UNIS (Unified Network Information Service)
The Unified Network Information Service, UNIS, provides service discovery and metadata, describing and enabling the discovery of IBP depots, perfSONAR and Periscope services as well as Phoebus gateways. It is a distributed service with a REST interface which can hold a variety of information about a network. This includes information about the topology of the network including hosts, switches, routers, network links, ports, etc. In addition, UNIS stores and serves information about services running in the network, including things like instances of BLiPP, measurement stores, and perfSONAR measurement points. UNIS stores measurement metadata and information about the “performance topology” of the network that is derived from ongoing measurements. Finally, UNIS stores DLT exNodes describing the data distribution of file objects.
Phoebus is a network optimization "inlay" used to improve data transfer throughput and to optimize use of network resources. Phoebus is based on the eXtensible Session Protocol (XSP) and implements “store and forward" data relaying along the end-to-end path for improved throughput. The Phoebus system can dramatically improve end-to-end throughput by forwarding data via intermediaries, called Phoebus Gateways (PGs), placed at strategic locations in the network. Phoebus acts to reduce the negative effects of TCP In long-distance, high performance network connections and can also perform protocol translation, using better performing protocols over backbone links.
Phoebus supports transparent dynamic network resource allocation and can serve as an on-ramp to dynamic networks like Internet2’s AL2S. Phoebus embeds "intelligence'' in the network that allows a connection to become articulated and adapt to the environment on a segment by segment basis.
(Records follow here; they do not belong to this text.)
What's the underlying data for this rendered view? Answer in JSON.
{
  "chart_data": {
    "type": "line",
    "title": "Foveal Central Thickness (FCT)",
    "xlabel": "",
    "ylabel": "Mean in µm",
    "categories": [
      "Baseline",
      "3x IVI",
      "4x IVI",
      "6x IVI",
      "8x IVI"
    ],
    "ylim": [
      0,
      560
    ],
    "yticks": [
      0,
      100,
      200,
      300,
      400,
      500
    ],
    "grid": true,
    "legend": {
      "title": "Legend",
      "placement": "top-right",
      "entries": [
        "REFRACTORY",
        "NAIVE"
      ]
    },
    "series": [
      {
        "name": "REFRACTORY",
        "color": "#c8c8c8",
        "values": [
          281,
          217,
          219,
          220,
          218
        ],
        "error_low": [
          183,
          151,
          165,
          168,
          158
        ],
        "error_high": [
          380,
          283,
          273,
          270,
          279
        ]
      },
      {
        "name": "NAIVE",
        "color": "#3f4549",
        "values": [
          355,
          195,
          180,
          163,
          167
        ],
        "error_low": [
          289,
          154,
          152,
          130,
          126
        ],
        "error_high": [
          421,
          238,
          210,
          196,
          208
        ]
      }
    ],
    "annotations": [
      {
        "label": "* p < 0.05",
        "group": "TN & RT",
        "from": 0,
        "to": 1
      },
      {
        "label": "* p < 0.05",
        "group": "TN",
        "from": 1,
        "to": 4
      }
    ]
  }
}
The system includes a protocol and software infrastructure that addresses many of the fundamental issues in long distance data movement and allows the Internet infrastructure to evolve. The integration of perfSONAR and Phoebus enable us to automatically tune protocol and network settings and to dynamically rebalance active data flows or seek alternate paths to maximize throughput, allowing overlay multicast and streaming for massive data flows to be scheduled along highly efficient paths.